TH: Kate brought in Jem Cooke, who she has collaborated with in the past on Leftroom, Get Physical, No. 19, and most recently with Jamie Jones on Emerald City. So it just felt natural to get her signature voice on our album project. And then I was in touch with Baz from Pirupa, who made stunning vocals for ‘No Regrets’. That track has the feeling of Prescription Records (the Chicago label run by Ron Trent and Chez Damier). And then we wanted one more vocalist to be featured, and were recommended Amunet Shah in New York. Kate was in New York and recorded the vocals for ‘Bring It’ with her in the studio there.

We hear Amunet will be joining you in Room one for the live set. What can we expect with the live vocals?

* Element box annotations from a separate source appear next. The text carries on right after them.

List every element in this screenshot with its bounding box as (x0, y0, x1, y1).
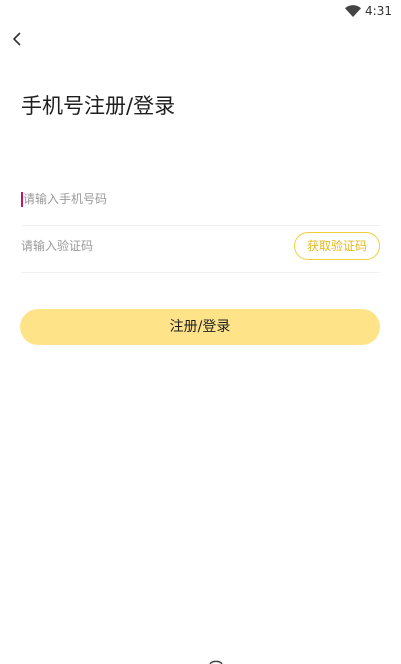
status-bar: 4:31 (0, 0, 401, 24)
verification-code-input[interactable] (21, 221, 271, 271)
phone-input[interactable] (23, 174, 273, 224)
page-title: 手机号注册/登录 (21, 94, 176, 118)
code-field: 获取验证码 (21, 221, 380, 273)
chevron-left-icon (13, 32, 21, 46)
phone-field (21, 174, 380, 226)
bottom-edge-fragment (209, 660, 223, 664)
register-login-button[interactable]: 注册/登录 (20, 309, 380, 345)
wifi-icon (345, 5, 361, 17)
back-button[interactable] (6, 28, 28, 50)
status-time: 4:31 (365, 4, 392, 18)
get-code-button[interactable]: 获取验证码 (294, 232, 380, 260)
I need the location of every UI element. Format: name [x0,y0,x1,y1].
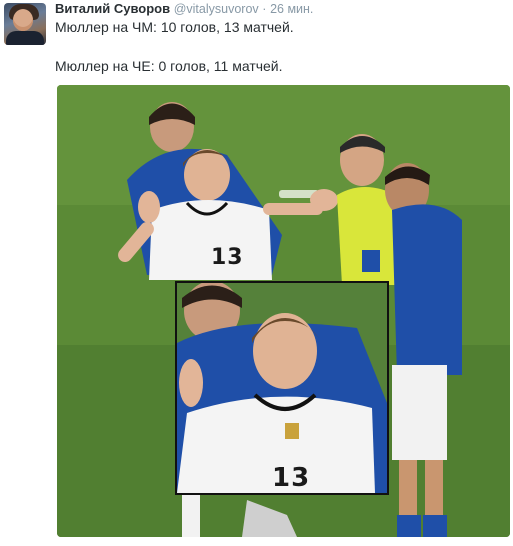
jersey-number: 13 [211,245,244,270]
tweet-timestamp[interactable]: 26 мин. [270,2,313,16]
tweet[interactable]: Виталий Суворов @vitalysuvorov · 26 мин.… [0,0,513,546]
inset-jersey-number: 13 [272,463,311,493]
avatar-face [13,9,33,31]
inset-scene [177,283,387,493]
tweet-text-line-1: Мюллер на ЧМ: 10 голов, 13 матчей. [55,19,294,35]
author-name[interactable]: Виталий Суворов [55,1,170,16]
zoomed-inset: 13 [175,281,389,495]
tweet-header: Виталий Суворов @vitalysuvorov · 26 мин. [55,1,313,17]
author-avatar[interactable] [4,3,46,45]
tweet-text-line-2: Мюллер на ЧЕ: 0 голов, 11 матчей. [55,58,283,74]
header-separator: · [262,2,267,16]
author-handle[interactable]: @vitalysuvorov [174,2,259,16]
tweet-photo[interactable]: 13 13 [57,85,510,537]
avatar-shirt [6,31,44,45]
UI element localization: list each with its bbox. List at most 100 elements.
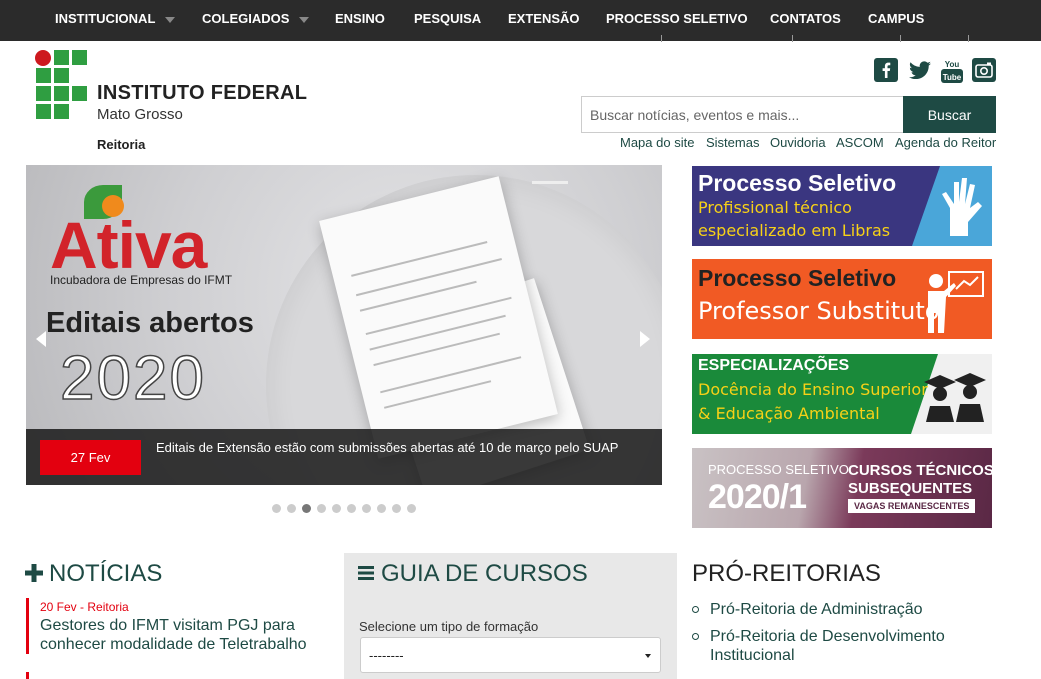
banner-line2: 2020/1 [708, 478, 807, 516]
logo-square [36, 104, 51, 119]
logo-square [72, 50, 87, 65]
nav-item-processo-seletivo[interactable]: PROCESSO SELETIVO [606, 11, 748, 26]
pro-reitoria-link[interactable]: Pró-Reitoria de Administração [710, 600, 1000, 619]
news-meta: 20 Fev - Reitoria [40, 600, 129, 614]
search-input[interactable] [581, 96, 903, 133]
nav-divider [792, 35, 793, 42]
doc-line [373, 332, 500, 367]
facebook-icon[interactable] [874, 58, 898, 82]
logo-dot [35, 50, 51, 66]
doc-line [380, 356, 522, 394]
banner-line3: & Educação Ambiental [698, 404, 880, 423]
nav-item-pesquisa[interactable]: PESQUISA [414, 11, 481, 26]
banner-libras[interactable]: Processo Seletivo Profissional técnico e… [692, 166, 992, 246]
slider-dot[interactable] [362, 504, 371, 513]
search-button[interactable]: Buscar [903, 96, 996, 133]
util-link-ascom[interactable]: ASCOM [836, 135, 884, 150]
pro-reitorias-title: PRÓ-REITORIAS [692, 560, 881, 587]
banner-line1: Processo Seletivo [698, 170, 897, 196]
slider-dot[interactable] [287, 504, 296, 513]
util-link-agenda[interactable]: Agenda do Reitor [895, 135, 996, 150]
nav-label: COLEGIADOS [202, 11, 290, 26]
doc-line [383, 380, 492, 409]
slide-logo-text: Ativa [50, 208, 207, 282]
slider-dot[interactable] [392, 504, 401, 513]
logo-square [54, 68, 69, 83]
slide-caption-text[interactable]: Editais de Extensão estão com submissões… [156, 440, 618, 455]
formation-select-value: -------- [369, 648, 404, 663]
list-bullet [692, 633, 699, 640]
chevron-down-icon [165, 16, 176, 23]
logo-square [54, 50, 69, 65]
util-link-sistemas[interactable]: Sistemas [706, 135, 759, 150]
logo-square [54, 86, 69, 101]
doc-line [351, 241, 488, 277]
banner-cursos-subsequentes[interactable]: PROCESSO SELETIVO 2020/1 CURSOS TÉCNICOS… [692, 448, 992, 528]
nav-item-extensao[interactable]: EXTENSÃO [508, 11, 580, 26]
brand-title: INSTITUTO FEDERAL [97, 82, 308, 104]
slide-date-badge: 27 Fev [40, 440, 141, 475]
slider-dot[interactable] [317, 504, 326, 513]
pro-reitoria-link[interactable]: Pró-Reitoria de Desenvolvimento Instituc… [710, 627, 1000, 665]
doc-line [369, 314, 506, 351]
util-link-mapa[interactable]: Mapa do site [620, 135, 694, 150]
banner-line1: PROCESSO SELETIVO [708, 462, 849, 477]
slide-logo-subtitle: Incubadora de Empresas do IFMT [50, 273, 233, 287]
nav-item-campus[interactable]: CAMPUS [868, 11, 924, 26]
nav-label: INSTITUCIONAL [55, 11, 156, 26]
slider-next-arrow[interactable] [640, 331, 650, 347]
news-title[interactable]: Gestores do IFMT visitam PGJ para conhec… [40, 616, 330, 654]
slide-indicator [532, 181, 568, 184]
slider-dot[interactable] [347, 504, 356, 513]
youtube-icon[interactable]: You Tube [940, 58, 964, 83]
twitter-icon[interactable] [907, 58, 931, 82]
banner-line1: ESPECIALIZAÇÕES [698, 357, 850, 374]
banner-line3: especializado em Libras [698, 221, 891, 240]
slider-dot[interactable] [407, 504, 416, 513]
brand-unit: Reitoria [97, 137, 146, 152]
banner-line2: Docência do Ensino Superior [698, 380, 928, 399]
slider-dot-active[interactable] [302, 504, 311, 513]
list-bullet [692, 606, 699, 613]
news-marker [26, 598, 29, 654]
instagram-icon[interactable] [972, 58, 996, 82]
banner-professor-substituto[interactable]: Processo Seletivo Professor Substituto [692, 259, 992, 339]
formation-select[interactable]: -------- [360, 637, 661, 673]
banner-line4: SUBSEQUENTES [848, 480, 973, 497]
logo-square [36, 68, 51, 83]
guia-section-title: GUIA DE CURSOS [381, 560, 588, 587]
nav-item-institucional[interactable]: INSTITUCIONAL [55, 11, 176, 26]
list-icon [358, 566, 374, 580]
formation-select-label: Selecione um tipo de formação [359, 619, 539, 634]
news-section-title: NOTÍCIAS [49, 560, 163, 587]
plus-icon [25, 564, 43, 582]
svg-text:You: You [945, 60, 960, 69]
banner-line2: Professor Substituto [698, 297, 940, 325]
nav-item-contatos[interactable]: CONTATOS [770, 11, 841, 26]
nav-item-colegiados[interactable]: COLEGIADOS [202, 11, 310, 26]
banner-line2: Profissional técnico [698, 198, 852, 217]
nav-item-ensino[interactable]: ENSINO [335, 11, 385, 26]
news-marker [26, 672, 29, 679]
banner-especializacoes[interactable]: ESPECIALIZAÇÕES Docência do Ensino Super… [692, 354, 992, 434]
banner-line1: Processo Seletivo [698, 265, 897, 291]
slider-dot[interactable] [377, 504, 386, 513]
sign-language-icon [942, 178, 982, 236]
slide-caption[interactable]: 27 Fev Editais de Extensão estão com sub… [26, 429, 662, 485]
slider-dot[interactable] [332, 504, 341, 513]
chevron-down-icon [645, 654, 651, 658]
doc-line [355, 257, 502, 297]
hero-slider[interactable]: Ativa Incubadora de Empresas do IFMT Edi… [26, 165, 662, 485]
logo-square [36, 86, 51, 101]
banner-line3: CURSOS TÉCNICOS [848, 462, 992, 479]
slider-prev-arrow[interactable] [36, 331, 46, 347]
slider-dot[interactable] [272, 504, 281, 513]
slide-headline: Editais abertos [46, 307, 254, 339]
util-link-ouvidoria[interactable]: Ouvidoria [770, 135, 826, 150]
if-logo[interactable] [34, 49, 90, 121]
svg-text:Tube: Tube [943, 73, 962, 82]
nav-divider [968, 35, 969, 42]
nav-divider [900, 35, 901, 42]
brand-subtitle: Mato Grosso [97, 106, 183, 123]
nav-divider [661, 35, 662, 42]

TH: Yes, we’re happy she can join us! It’s her first time in London so it’s very cool she’s able to fly in for this show. You can expect a live version of ‘Bring It’ and then a couple of surprises too.

What do you have planned next?

TH: Next, I have a ton of writing in mind, including a film called Vanity. I've already written the soundtrack and am looking forward to putting the basic concept outline on paper and creating the idea through to actual fruition. The soundtrack went under the artist name Sequence Report, and the album and film will be called Vanity. The soundtrack is currently available on digital through my personal label: Tevo Howard Recordings.

KS: Right now I’m finishing a new solo EP and getting ready to record the final two tracks for the first LEO album, which is out next Spring. Also Jamie Jones and I making a new track featuring Katy B, so I’m excited about that one too!